Жена… у него есть жена. Жена и сын… семья…
— Простите, — пробормотала я. — Я не знала, что вы женаты.
— Мы с Шарлоттой сыграли свадьбу два года назад. Мы были помолвлены в детстве, но сочетаться браком решили лишь недавно. С возрастом обретаешь умение ценить простые стороны жизни. Семья — ее наиболее простая, но и наиболее драгоценная сторона.
— Понимаю, — сказала я, хотя на самом деле не понимала.

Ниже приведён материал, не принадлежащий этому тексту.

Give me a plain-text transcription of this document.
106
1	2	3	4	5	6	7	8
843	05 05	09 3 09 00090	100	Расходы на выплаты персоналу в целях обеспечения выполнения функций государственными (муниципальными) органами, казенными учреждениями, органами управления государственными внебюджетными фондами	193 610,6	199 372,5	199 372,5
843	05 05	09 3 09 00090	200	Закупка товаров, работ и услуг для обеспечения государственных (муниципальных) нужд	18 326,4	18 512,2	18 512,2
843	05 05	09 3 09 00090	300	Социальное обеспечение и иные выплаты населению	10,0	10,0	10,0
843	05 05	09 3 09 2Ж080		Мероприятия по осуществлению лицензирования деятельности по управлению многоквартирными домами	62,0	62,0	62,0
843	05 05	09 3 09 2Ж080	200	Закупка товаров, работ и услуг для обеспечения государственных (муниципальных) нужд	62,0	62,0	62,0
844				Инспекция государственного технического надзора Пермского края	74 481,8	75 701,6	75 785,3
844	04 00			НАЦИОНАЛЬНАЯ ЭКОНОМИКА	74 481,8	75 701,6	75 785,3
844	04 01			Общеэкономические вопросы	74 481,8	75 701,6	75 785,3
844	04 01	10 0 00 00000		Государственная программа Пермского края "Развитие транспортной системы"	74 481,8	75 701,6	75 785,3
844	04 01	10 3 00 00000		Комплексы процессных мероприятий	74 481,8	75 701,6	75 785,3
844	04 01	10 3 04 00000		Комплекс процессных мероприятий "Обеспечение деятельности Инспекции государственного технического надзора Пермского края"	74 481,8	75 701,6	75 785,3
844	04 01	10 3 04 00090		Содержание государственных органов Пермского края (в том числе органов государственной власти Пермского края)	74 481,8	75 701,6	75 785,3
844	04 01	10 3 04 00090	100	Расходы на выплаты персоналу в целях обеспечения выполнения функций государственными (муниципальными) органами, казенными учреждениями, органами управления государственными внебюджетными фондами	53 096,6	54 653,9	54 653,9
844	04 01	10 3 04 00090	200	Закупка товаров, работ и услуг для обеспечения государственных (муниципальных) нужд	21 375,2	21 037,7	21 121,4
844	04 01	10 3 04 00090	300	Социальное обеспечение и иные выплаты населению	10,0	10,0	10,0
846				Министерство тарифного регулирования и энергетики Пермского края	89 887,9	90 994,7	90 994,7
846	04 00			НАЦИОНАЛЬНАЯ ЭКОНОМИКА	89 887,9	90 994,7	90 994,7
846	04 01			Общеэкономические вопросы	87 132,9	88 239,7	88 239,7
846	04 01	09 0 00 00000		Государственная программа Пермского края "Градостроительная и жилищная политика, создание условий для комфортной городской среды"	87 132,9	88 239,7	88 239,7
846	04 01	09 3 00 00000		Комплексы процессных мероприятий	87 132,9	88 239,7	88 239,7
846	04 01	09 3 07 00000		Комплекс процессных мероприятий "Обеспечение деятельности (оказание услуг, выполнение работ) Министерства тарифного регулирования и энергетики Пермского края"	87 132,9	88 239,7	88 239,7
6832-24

Интересы семьи для меня всегда были превыше всего, однако я никогда не относила ее к простым сторонам жизни — ни как Медичи, ни как мать Валуа.
— Вы любите свою жену?
— О да! Я отложил возвращение к ней, потому что хотел повидаться с вашим величеством.
— Зовите меня Екатериной.
Я встретилась с ним взглядом; глаза его были необыкновенно глубоки, но в то же время совершенно непроницаемы, словно покрытые льдом озера. Он мог оказаться союзником, в котором я нуждалась; с его помощью я могла бы низвергнуть Гизов и вернуть Франциску королевство. Когда-нибудь… но не сейчас. Сейчас я слишком слаба, а он чересчур уязвим.
— Вам надлежит знать, что я уезжаю не по собственной воле, — добавил Колиньи. — И не намерен всегда оставаться в стороне.
— Знаю. — Я улыбнулась ему. — Обещаю сделать все возможное ради отмены эдикта и поскорее ввести вас в Совет. Я уверена, вместе мы сможем добиться многого.
Колиньи взял мою руку и поднес к губам. Его поцелуй был сух и сдержан.
— Если до того времени я вам понадоблюсь, известите меня об этом не мешкая.
Широким шагом Колиньи двинулся прочь по дорожке. Я смотрела вслед, пока он не вошел в рощу, — и ночь поглотила его.
Мой замысел обернулся не так, как ожидалось, но все же впервые после смерти Генриха я ощутила надежду.